Is your “unlimited” mobile data really unlimited if your carrier throttles it down to slower speeds at certain times? Per Re/code, the Federal Trade Commission this week ordered prepaid mobile carrier TracFone to pay $40 million for throttling its customers’ data connections despite the fact that they had signed up for “unlimited” data plans. However, it’s the FTC’s rationale for why TracFone should pay up that really ought to make larger carriers like AT&T worry.
“The issue here is simple: When you promise consumers ‘unlimited,’ that means unlimited,” said Jessica Rich, director of the FTC’s Bureau of Consumer Protection.
Rich went on to clarify that the FTC has no issue with carriers throttling their customers if they exceed certain limits or if they just need to throttle customers to manage traffic during peak hours. The issue here is entirely how carriers market their mobile data plans: If a customer signs up for an “unlimited” plan they should expect to get an unlimited amount of high-speed data with no caveats.

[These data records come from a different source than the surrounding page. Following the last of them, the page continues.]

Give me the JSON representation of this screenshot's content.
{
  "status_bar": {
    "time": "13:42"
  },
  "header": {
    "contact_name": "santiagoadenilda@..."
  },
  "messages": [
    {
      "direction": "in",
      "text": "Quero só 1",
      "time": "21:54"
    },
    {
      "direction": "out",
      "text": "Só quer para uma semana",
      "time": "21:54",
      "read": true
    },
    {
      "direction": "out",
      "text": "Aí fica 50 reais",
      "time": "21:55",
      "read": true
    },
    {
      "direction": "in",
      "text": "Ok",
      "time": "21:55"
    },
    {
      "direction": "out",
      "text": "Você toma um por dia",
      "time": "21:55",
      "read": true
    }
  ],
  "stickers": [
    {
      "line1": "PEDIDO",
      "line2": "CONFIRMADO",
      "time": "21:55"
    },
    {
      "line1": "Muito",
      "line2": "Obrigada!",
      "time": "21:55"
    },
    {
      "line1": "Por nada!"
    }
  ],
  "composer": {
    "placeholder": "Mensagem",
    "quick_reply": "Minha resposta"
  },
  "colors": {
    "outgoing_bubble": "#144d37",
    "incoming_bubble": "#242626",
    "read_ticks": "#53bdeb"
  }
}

This argument is particularly important because AT&T recently argued that the FTC has no jurisdiction over its network management practices — instead, AT&T argued, any disputes over how it handles data on its network should be overseen by the Federal Communications Commission. However, if the FTC makes this a case about deceptive advertising and not network management, it might be able to assert authority over AT&T in this particular case.
The FTC this past fall sued AT&T for allegedly misleading its customers “by charging them for ‘unlimited’ data plans while reducing their data speeds, in some cases by nearly 90 percent” if they used too much of their “unlimited” data. AT&T has called the charges baseless and is vowing to fight the FTC’s suit.